Postprandial Glucagon Action in the Human Brain

ABSTRACT Aims Elevated fasting glucagon is linked to hyperglycemia, but postprandial glucagon effects are less understood. Recent evidence suggests metabolic benefits of rising glucagon after oral glucose intake, potentially impacting brain‐mediated whole‐body metabolism. To elucidate the translational relevance of these findings, we studied postprandial effects of glucagon on the human brain. Materials and Methods We performed oral glucose tolerance tests (OGTT) combined with functional magnetic resonance imaging to quantify brain activity and connectivity at fasting, 30 and 120 min post glucose load in 30 volunteers. In 14 participants with suppressed glucagon, low‐dose glucagon infusion mimicked non‐suppressed glucagon after OGTT. This was compared to 7 participants with endogenous rising glucagon during OGTT. Results Low‐dose glucagon infusion did not elevate plasma glucose levels during OGTT. Also, no changes in insulin sensitivity and insulin secretion were observed.
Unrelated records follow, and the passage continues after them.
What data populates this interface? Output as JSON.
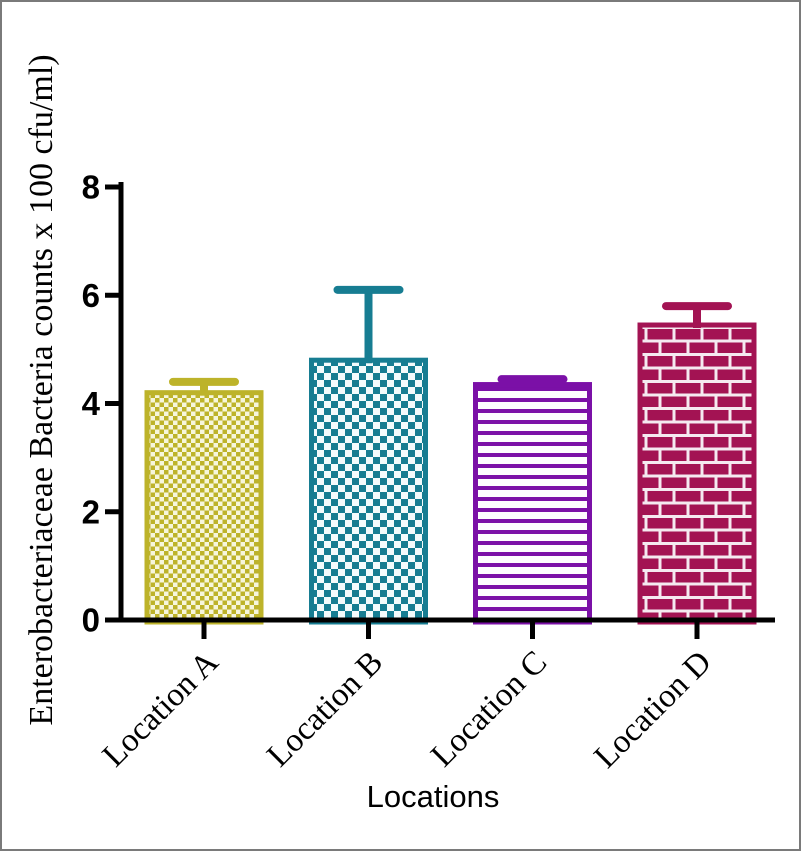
{
  "frame": {
    "border_color": "#7a7a7a",
    "background": "#ffffff"
  },
  "chart_data": {
    "type": "bar",
    "title": "",
    "xlabel": "Locations",
    "ylabel": "Enterobacteriaceae Bacteria counts x 100 cfu/ml)",
    "categories": [
      "Location A",
      "Location B",
      "Location C",
      "Location D"
    ],
    "values": [
      4.2,
      4.8,
      4.35,
      5.45
    ],
    "errors_plus": [
      0.2,
      1.3,
      0.1,
      0.35
    ],
    "ylim": [
      0,
      8
    ],
    "yticks": [
      "0",
      "2",
      "4",
      "6",
      "8"
    ],
    "grid": false,
    "legend": false,
    "axis_color": "#000000",
    "bar_styles": [
      {
        "name": "olive-fine-checker",
        "pattern": "checker",
        "check": 4.5,
        "color": "#bdb32a",
        "bg": "#f6f6dc"
      },
      {
        "name": "teal-large-checker",
        "pattern": "checker",
        "check": 7,
        "color": "#177d92",
        "bg": "#f4fbfc"
      },
      {
        "name": "purple-horiz-lines",
        "pattern": "hlines",
        "line": 4,
        "gap": 7,
        "color": "#7b10a7",
        "bg": "#fdfcfe"
      },
      {
        "name": "maroon-brick",
        "pattern": "brick",
        "color": "#a31353",
        "bg": "#f5e9f0"
      }
    ]
  }
}
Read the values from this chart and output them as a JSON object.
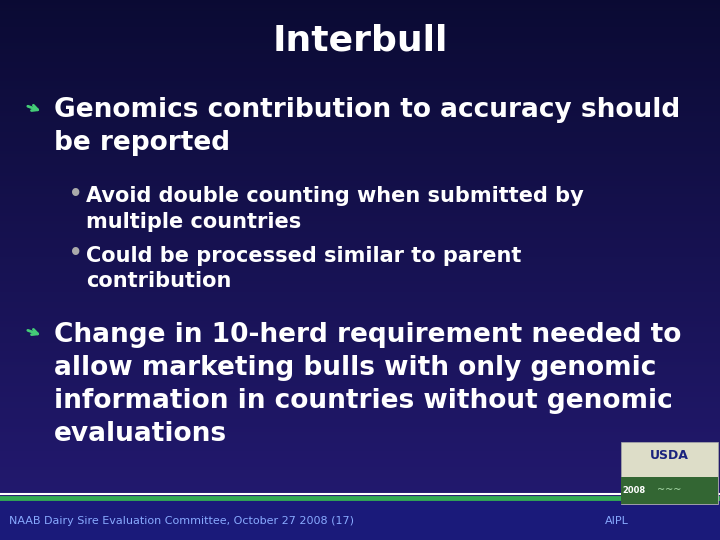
{
  "title": "Interbull",
  "bg_color_top": "#0a0a3a",
  "bg_color_bottom": "#2a2a8a",
  "title_color": "#ffffff",
  "title_fontsize": 26,
  "text_color": "#ffffff",
  "bullet1_text": "Genomics contribution to accuracy should\nbe reported",
  "bullet1_fontsize": 19,
  "sub_bullet1_text": "Avoid double counting when submitted by\nmultiple countries",
  "sub_bullet1_fontsize": 15,
  "sub_bullet2_text": "Could be processed similar to parent\ncontribution",
  "sub_bullet2_fontsize": 15,
  "bullet2_text": "Change in 10-herd requirement needed to\nallow marketing bulls with only genomic\ninformation in countries without genomic\nevaluations",
  "bullet2_fontsize": 19,
  "footer_text": "NAAB Dairy Sire Evaluation Committee, October 27 2008 (17)",
  "footer_right_text": "AIPL",
  "footer_color": "#88aaff",
  "footer_fontsize": 8,
  "green_line_color": "#33aa55",
  "white_line_color": "#ffffff",
  "arrow_color": "#44cc77",
  "sub_bullet_dot_color": "#aaaaaa"
}
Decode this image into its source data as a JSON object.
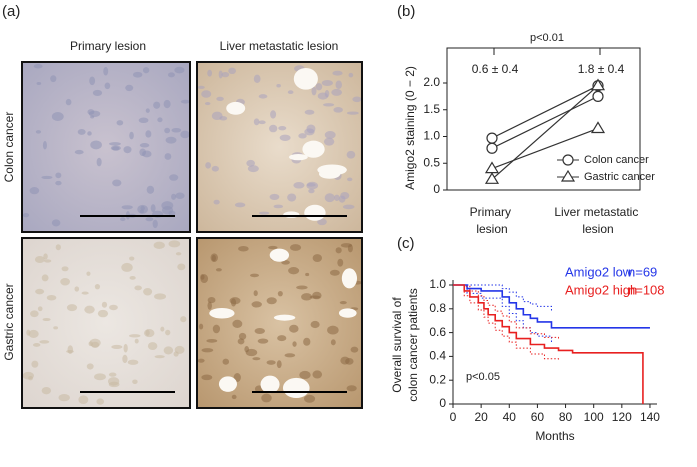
{
  "panel_a": {
    "label": "(a)",
    "columns": [
      "Primary lesion",
      "Liver metastatic lesion"
    ],
    "rows": [
      "Colon cancer",
      "Gastric cancer"
    ]
  },
  "chart_data": [
    {
      "type": "paired",
      "label": "(b)",
      "ylabel": "Amigo2 staining (0 − 2)",
      "categories": [
        "Primary lesion",
        "Liver metastatic lesion"
      ],
      "ylim": [
        0,
        2
      ],
      "yticks": [
        0,
        0.5,
        {
          "value": 1,
          "label": "1.0"
        },
        1.5,
        {
          "value": 2,
          "label": "2.0"
        }
      ],
      "group_labels": [
        "0.6 ± 0.4",
        "1.8 ± 0.4"
      ],
      "comparison": "p<0.01",
      "legend": "lower right",
      "series": [
        {
          "name": "Colon cancer",
          "marker": "circle",
          "color": "#333333",
          "values": [
            [
              0.97,
              1.95
            ],
            [
              0.78,
              1.75
            ]
          ]
        },
        {
          "name": "Gastric cancer",
          "marker": "triangle",
          "color": "#333333",
          "values": [
            [
              0.4,
              1.15
            ],
            [
              0.2,
              1.95
            ]
          ]
        }
      ]
    },
    {
      "type": "survival",
      "label": "(c)",
      "xlabel": "Months",
      "ylabel": [
        "Overall survival of",
        "colon cancer patients"
      ],
      "xlim": [
        0,
        145
      ],
      "xticks": [
        0,
        20,
        40,
        60,
        80,
        100,
        120,
        140
      ],
      "ylim": [
        0,
        1
      ],
      "yticks": [
        0,
        0.2,
        0.4,
        0.6,
        0.8,
        {
          "value": 1,
          "label": "1.0"
        }
      ],
      "annotation": "p<0.05",
      "legend": "upper right",
      "series": [
        {
          "name": "Amigo2 low",
          "n": "n=69",
          "color": "#2436e8",
          "x": [
            0,
            10,
            20,
            35,
            40,
            45,
            50,
            55,
            60,
            70,
            140
          ],
          "values": [
            1,
            0.97,
            0.95,
            0.9,
            0.85,
            0.8,
            0.75,
            0.72,
            0.69,
            0.64,
            0.64
          ],
          "lower": [
            1,
            0.93,
            0.89,
            0.82,
            0.76,
            0.7,
            0.64,
            0.6,
            0.57,
            0.52,
            null
          ],
          "upper": [
            1,
            1,
            1,
            0.97,
            0.94,
            0.9,
            0.86,
            0.84,
            0.82,
            0.77,
            null
          ]
        },
        {
          "name": "Amigo2 high",
          "n": "n=108",
          "color": "#e82020",
          "x": [
            0,
            3,
            8,
            12,
            18,
            22,
            25,
            30,
            35,
            40,
            45,
            55,
            65,
            75,
            85,
            135,
            135
          ],
          "values": [
            1,
            1,
            0.95,
            0.9,
            0.85,
            0.8,
            0.75,
            0.7,
            0.65,
            0.6,
            0.55,
            0.5,
            0.47,
            0.45,
            0.43,
            0.43,
            0
          ],
          "lower": [
            1,
            1,
            0.91,
            0.85,
            0.79,
            0.73,
            0.68,
            0.62,
            0.57,
            0.52,
            0.47,
            0.42,
            0.38,
            0.36,
            null,
            null,
            null
          ],
          "upper": [
            1,
            1,
            0.99,
            0.95,
            0.91,
            0.87,
            0.83,
            0.78,
            0.74,
            0.69,
            0.64,
            0.59,
            0.56,
            0.54,
            null,
            null,
            null
          ]
        }
      ]
    }
  ]
}
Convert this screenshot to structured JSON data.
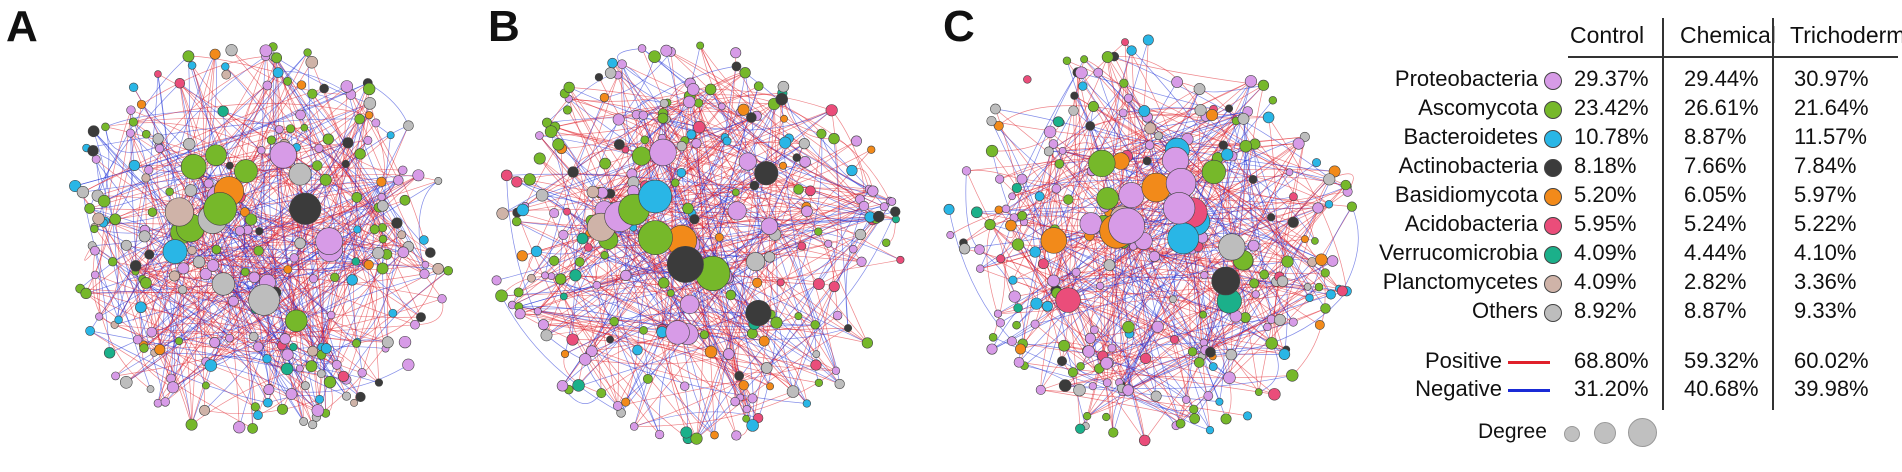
{
  "panels": [
    {
      "letter": "A"
    },
    {
      "letter": "B"
    },
    {
      "letter": "C"
    }
  ],
  "legend": {
    "columns": [
      "Control",
      "Chemical",
      "Trichoderma"
    ],
    "taxa": [
      {
        "name": "Proteobacteria",
        "color": "#d79be7",
        "values": [
          "29.37%",
          "29.44%",
          "30.97%"
        ]
      },
      {
        "name": "Ascomycota",
        "color": "#76b82a",
        "values": [
          "23.42%",
          "26.61%",
          "21.64%"
        ]
      },
      {
        "name": "Bacteroidetes",
        "color": "#29b6e6",
        "values": [
          "10.78%",
          "8.87%",
          "11.57%"
        ]
      },
      {
        "name": "Actinobacteria",
        "color": "#3b3b3b",
        "values": [
          "8.18%",
          "7.66%",
          "7.84%"
        ]
      },
      {
        "name": "Basidiomycota",
        "color": "#f28a1a",
        "values": [
          "5.20%",
          "6.05%",
          "5.97%"
        ]
      },
      {
        "name": "Acidobacteria",
        "color": "#ea4d7a",
        "values": [
          "5.95%",
          "5.24%",
          "5.22%"
        ]
      },
      {
        "name": "Verrucomicrobia",
        "color": "#1bb08a",
        "values": [
          "4.09%",
          "4.44%",
          "4.10%"
        ]
      },
      {
        "name": "Planctomycetes",
        "color": "#cfb3a8",
        "values": [
          "4.09%",
          "2.82%",
          "3.36%"
        ]
      },
      {
        "name": "Others",
        "color": "#bdbdbd",
        "values": [
          "8.92%",
          "8.87%",
          "9.33%"
        ]
      }
    ],
    "edges": [
      {
        "name": "Positive",
        "color": "#e0202a",
        "values": [
          "68.80%",
          "59.32%",
          "60.02%"
        ]
      },
      {
        "name": "Negative",
        "color": "#1a2bd6",
        "values": [
          "31.20%",
          "40.68%",
          "39.98%"
        ]
      }
    ],
    "degree_label": "Degree"
  }
}
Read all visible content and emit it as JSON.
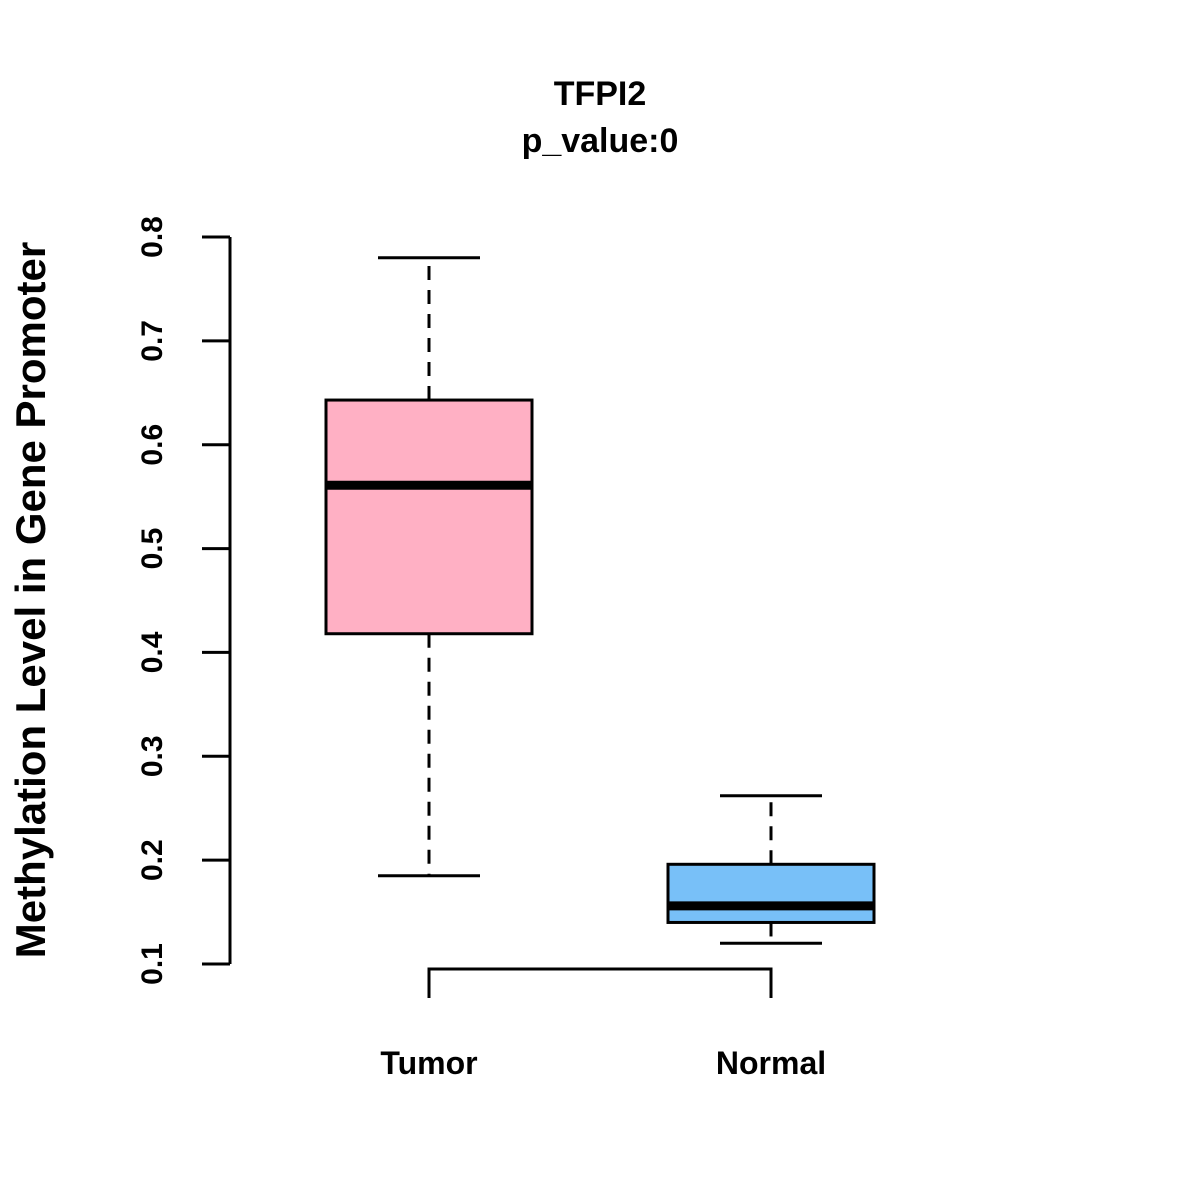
{
  "chart_data": {
    "type": "boxplot",
    "title": "TFPI2",
    "subtitle": "p_value:0",
    "ylabel": "Methylation Level in Gene Promoter",
    "xlabel": "",
    "ylim": [
      0.1,
      0.8
    ],
    "yticks": [
      0.1,
      0.2,
      0.3,
      0.4,
      0.5,
      0.6,
      0.7,
      0.8
    ],
    "ytick_labels": [
      "0.1",
      "0.2",
      "0.3",
      "0.4",
      "0.5",
      "0.6",
      "0.7",
      "0.8"
    ],
    "categories": [
      "Tumor",
      "Normal"
    ],
    "boxes": [
      {
        "name": "Tumor",
        "whisker_low": 0.185,
        "q1": 0.418,
        "median": 0.561,
        "q3": 0.643,
        "whisker_high": 0.78,
        "color": "#FFB0C4"
      },
      {
        "name": "Normal",
        "whisker_low": 0.12,
        "q1": 0.14,
        "median": 0.156,
        "q3": 0.196,
        "whisker_high": 0.262,
        "color": "#78C0F8"
      }
    ],
    "significance_bracket": {
      "from": "Tumor",
      "to": "Normal",
      "label": ""
    }
  }
}
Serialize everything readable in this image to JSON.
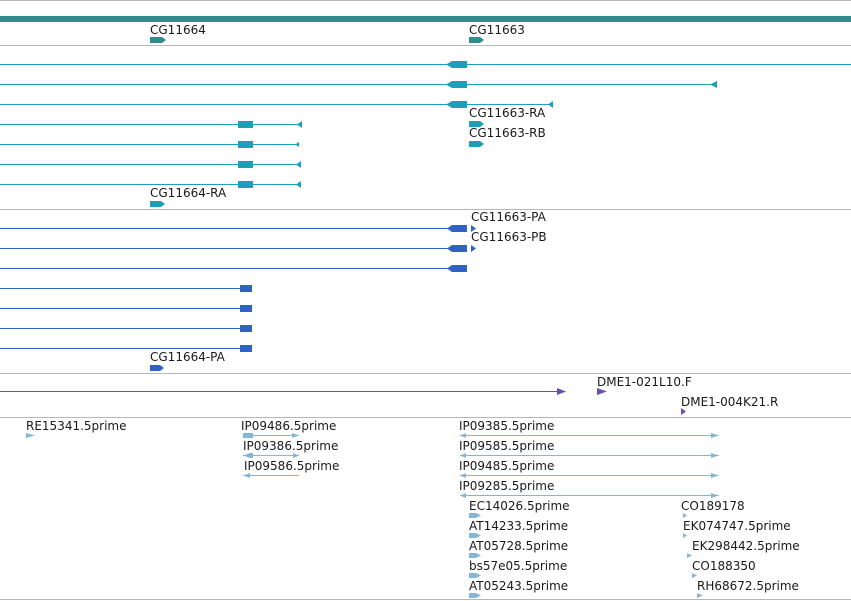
{
  "colors": {
    "gene": "#2f8c8c",
    "mrna": "#1e9fb8",
    "protein": "#2f62c2",
    "clone_end": "#6a4fb0",
    "est": "#84b6d8",
    "divider": "#b8b8b8"
  },
  "tracks": {
    "genes": {
      "label_cg11664": "CG11664",
      "label_cg11663": "CG11663"
    },
    "transcripts": {
      "label_ra_right": "CG11663-RA",
      "label_rb_right": "CG11663-RB",
      "label_ra_left": "CG11664-RA"
    },
    "proteins": {
      "label_pa_right": "CG11663-PA",
      "label_pb_right": "CG11663-PB",
      "label_pa_left": "CG11664-PA"
    },
    "clones": {
      "label_f": "DME1-021L10.F",
      "label_r": "DME1-004K21.R"
    },
    "ests": {
      "re15341": "RE15341.5prime",
      "ip09486": "IP09486.5prime",
      "ip09386": "IP09386.5prime",
      "ip09586": "IP09586.5prime",
      "ip09385": "IP09385.5prime",
      "ip09585": "IP09585.5prime",
      "ip09485": "IP09485.5prime",
      "ip09285": "IP09285.5prime",
      "ec14026": "EC14026.5prime",
      "at14233": "AT14233.5prime",
      "at05728": "AT05728.5prime",
      "bs57e05": "bs57e05.5prime",
      "at05243": "AT05243.5prime",
      "co189178": "CO189178",
      "ek074747": "EK074747.5prime",
      "ek298442": "EK298442.5prime",
      "co188350": "CO188350",
      "rh68672": "RH68672.5prime"
    }
  }
}
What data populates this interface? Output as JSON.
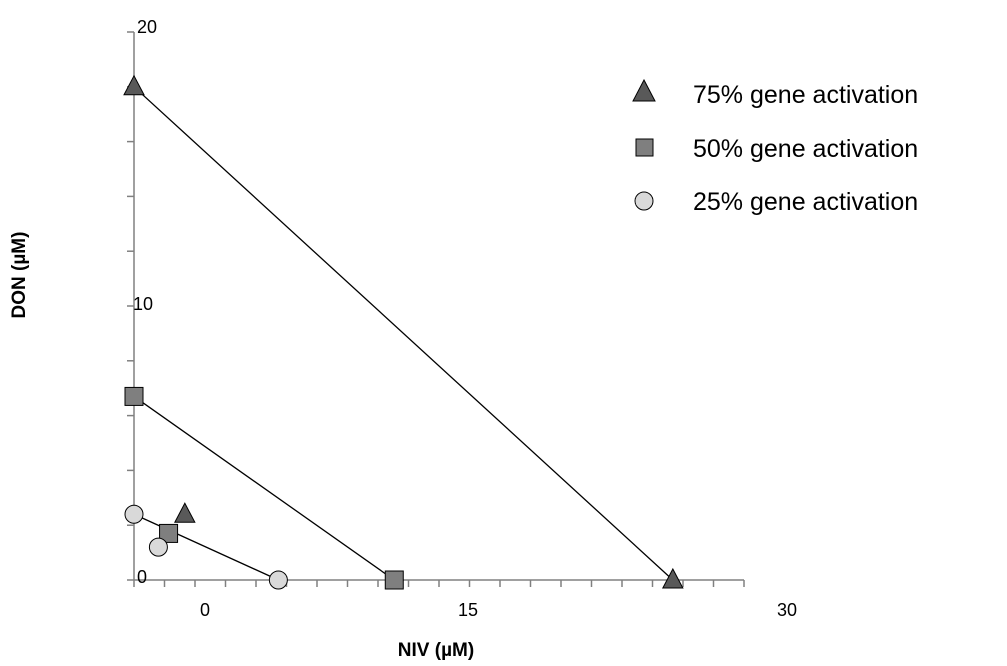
{
  "chart_data": {
    "type": "scatter",
    "xlabel": "NIV (µM)",
    "ylabel": "DON (µM)",
    "x_tick_labels": [
      "0",
      "15",
      "30"
    ],
    "y_tick_labels": [
      "0",
      "10",
      "20"
    ],
    "xlim": [
      -2.3,
      27.7
    ],
    "ylim": [
      0,
      20
    ],
    "legend_position": "top-right",
    "series": [
      {
        "name": "75% gene activation",
        "marker": "triangle",
        "color": "#595959",
        "isobole": [
          [
            -2.3,
            18
          ],
          [
            24.2,
            0
          ]
        ],
        "points": [
          [
            -2.3,
            18
          ],
          [
            24.2,
            0
          ],
          [
            0.2,
            2.4
          ]
        ]
      },
      {
        "name": "50% gene activation",
        "marker": "square",
        "color": "#7f7f7f",
        "isobole": [
          [
            -2.3,
            6.7
          ],
          [
            10.5,
            0
          ]
        ],
        "points": [
          [
            -2.3,
            6.7
          ],
          [
            10.5,
            0
          ],
          [
            -0.6,
            1.7
          ]
        ]
      },
      {
        "name": "25% gene activation",
        "marker": "circle",
        "color": "#d9d9d9",
        "isobole": [
          [
            -2.3,
            2.4
          ],
          [
            4.8,
            0
          ]
        ],
        "points": [
          [
            -2.3,
            2.4
          ],
          [
            4.8,
            0
          ],
          [
            -1.1,
            1.2
          ]
        ]
      }
    ]
  }
}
However, experimentally elevating glucagon during OGTT in individuals with physiological suppression of glucagon significantly increased postprandial brain responsivity in the hippocampal gyrus and in brain regions important for the homeostatic and hedonic regulation of food intake as well as systemic metabolism (i.e., hypothalamus and ventral striatum). Most postprandial brain responsiveness during glucagon infusion was directionally consistent with the findings in persons with endogenously rising glucagon. Moreover, the postprandial brain response correlated with the rise in glucagon, regardless of exogenous or endogenous source of glucagon. Although the overall glucagon trajectory during OGTT was not significantly different over the full 0–150 min period, the groups differed at key post‐challenge timepoints and in integrated glucagon exposure. Together with the infusion and correlation analyses, this supports a relationship between postprandial glucagon and brain responsivity, while more subtle differences in glucagon kinetics will require larger studies. Conclusions Our findings demonstrate postprandial effects of glucagon in metabolically relevant human brain areas. This may underlie the promising effects on body weight achieved with pharmacological multi‐agonists that activate the glucagon receptor.